Tokyo, November 7 2015 - Photoshooting for Japanese Hot Bike Magazine in the Harajuku area.
, November 7 2015 – Photoshooting for Japanese Hot Bike Magazine in the Harajuku area. ©Jérémie Souteyrat pour Zoom Japon

Contrairement à certaines idées reçues, la moto n’est pas apparue au Japon avec Honda. Le premier deux roues à avoir circulé dans les rues japonaises fut une Hildebrand et Wolfmüller en 1896. Il faut attendre 1909 pour voir la première moto japonaise produite dans l’archipel. Il s’agissait d’un monocylindre rustique mais entièrement japonais. Quatre ans plus tard, les Japonais peuvent découvrir la première grande marque locale Asahi dont le premier modèle est une copie conforme de la Triumph 550. Il y aura par la suite Rikuo et Murato qui vont s’imposer comme les premiers constructeurs de l’archipel jusqu’au début de la Seconde Guerre mondiale.
Quand celle-ci s’achève, le Japon va entrer dans une phase de reconstruction au cours de laquelle plusieurs entreprises vont se reconvertir dans la production des deux roues. Alors qu’en 1945, le pays ne compte que 19 marques de motos, on en recense 83 en 1953 et 123 en 1959 tandis que le salon de la moto de Tôkyô en 1954 attire quelque 550 000 visiteurs. C’est l’âge d’or du deux roues. Il régnera encore une bonne décennie avant que la voiture n’envahisse les rues et les routes de l’archipel. Les grandes marques que l’on connaît aujourd’hui comme Honda ou Yamaha s’imposent petit à petit grâce à des modèles originaux ou bien souvent inspirés par des machines étrangères. Ainsi la première Yamaha, la YA-1, produite en 1955, est une copie , quasi conforme, à la couleur près, de la DKW RT-125 allemande. Mais cela ne suscite guère de problème puisque la moto est commercialisée seulement au Japon. Honda innove pour sa part dès 1949 avec sa “Dream” puis en 1952 avec la création d’un nouveau moteur deux-temps, qui équipe le Cub-F de 50cm3, qui assure la pérennité de l’entreprise. Grâce à ce succès, le constructeur pourra poursuivre son développement et proposer de grosses cylindrées, plus luxueuses et d’une finition irréprochable.

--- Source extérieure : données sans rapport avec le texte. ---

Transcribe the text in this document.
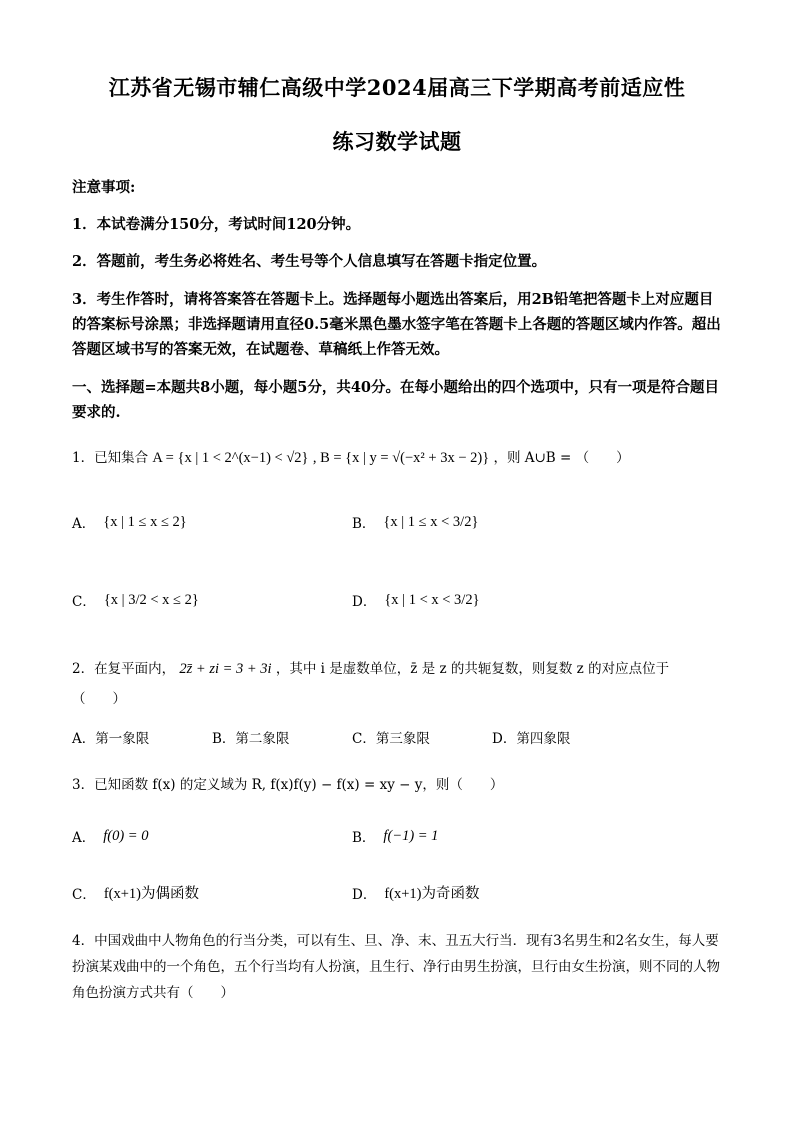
江苏省无锡市辅仁高级中学2024届高三下学期高考前适应性
练习数学试题
注意事项:
1．本试卷满分150分，考试时间120分钟。
2．答题前，考生务必将姓名、考生号等个人信息填写在答题卡指定位置。
3．考生作答时，请将答案答在答题卡上。选择题每小题选出答案后，用2B铅笔把答题卡上对应题目的答案标号涂黑；非选择题请用直径0.5毫米黑色墨水签字笔在答题卡上各题的答题区域内作答。超出答题区域书写的答案无效，在试题卷、草稿纸上作答无效。
一、选择题=本题共8小题，每小题5分，共40分。在每小题给出的四个选项中，只有一项是符合题目要求的.
1．已知集合 A = {x | 1 < 2^(x−1) < √2} , B = {x | y = √(−x² + 3x − 2)} ，则 A∪B = （　　）
A． {x | 1 ≤ x ≤ 2}	B． {x | 1 ≤ x < 3/2}
C． {x | 3/2 < x ≤ 2}	D． {x | 1 < x < 3/2}
2．在复平面内， 2z̄ + zi = 3 + 3i ，其中 i 是虚数单位，z̄ 是 z 的共轭复数，则复数 z 的对应点位于
（　　）
A．第一象限	B．第二象限	C．第三象限	D．第四象限
3．已知函数 f(x) 的定义域为 R, f(x)f(y) − f(x) = xy − y，则（　　）
A． f(0) = 0	B． f(−1) = 1
C． f(x+1)为偶函数	D． f(x+1)为奇函数
4．中国戏曲中人物角色的行当分类，可以有生、旦、净、末、丑五大行当．现有3名男生和2名女生，每人要扮演某戏曲中的一个角色，五个行当均有人扮演，且生行、净行由男生扮演，旦行由女生扮演，则不同的人物角色扮演方式共有（　　）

Grâce à la moto, la jeunesse japonaise cherche à s’émanciper et à exploiter l’espace de liberté qu’elle procure. Elle devient aussi un moyen d’exprimer une certaine résistance au système social contre lequel une partie des jeunes se rebelle dans les années 1960. A défaut de pouvoir le faire en voiture, réservée à leurs parents, ils enfourchent leurs deux roues et s’affirment dans les rues. Ces groupes donnent naissance au bôsôzoku, ces gangs de motards qui sèment le désordre au cours de la décennie suivante au moment où la normalisation s’accélère après l’agitation étudiante de 1968-1970. Le phénomène est suffisamment important pour que les autorités décident d’intervenir et de réglementer plus sévèrement l’usage de la moto. Celle-ci cède donc sa place à la voiture qui exprime davantage la réussite sociale. Il ne reste aujourd’hui que quelques amateurs éclairés qui tentent d’entretenir une flamme qui semble prête à s’éteindre.